1. A method of operating a concurrent entrained flow gasifier comprising: supplying oxygen and char to a combustion zone, and burning said char, thereby producing a product gas stream; controlling the ratio of oxygen and char to produce a product gas stream temperature exceeding 2800°F leaving said combustion zone; introducing additional char into said product gas stream at a location downstream of said combustion zone in a reducing zone, thereby gasifying at least a portion of said char in said product gas stream and endothermically cooling said gas stream to a temperature below 2000°F;
introducing fresh coal into said product gas stream in a low temperature devolatilization zone at a location downstream of said reduction zone and also downstream of any oxygen supply, whereby volatile components of said fresh coal are driven off and the product gas stream is further cooled; regulating the introduction of coal into said product gas stream in such an amount as to cool the product gas stream to a temperature less than 1400,°F; and removing unburnt char from said product gas stream for introduction into said combustion zone and reduction zone.

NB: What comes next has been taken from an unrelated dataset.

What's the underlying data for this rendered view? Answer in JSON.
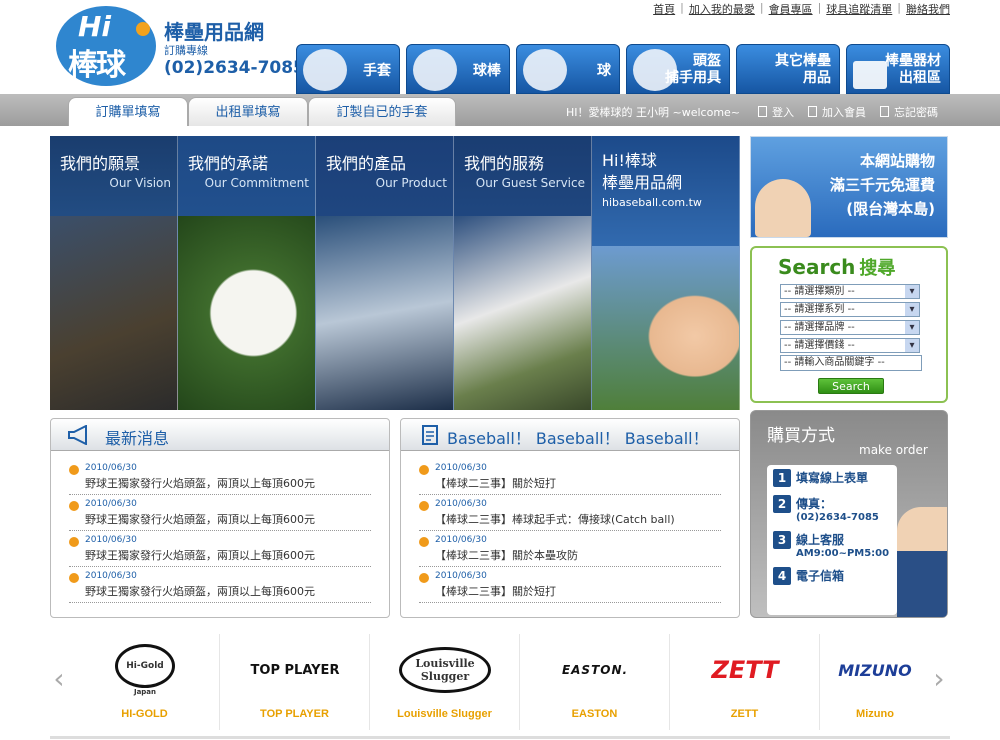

2. The method of claim 1 wherein the introduction of coal to said product gas stream is regulated in an amount as to cool the product gas stream to a temperature less than 1000°F.

3. The method of claim 1 wherein said gas. stream is endothermically cooled to a temperature less than 1700°F.

4. The method of claim 1 wherein the ratio of oxygen and char to a combustion zone is maintained to obtain a fuel rich product gas stream exceeding 3000°F leaving the combustion zone.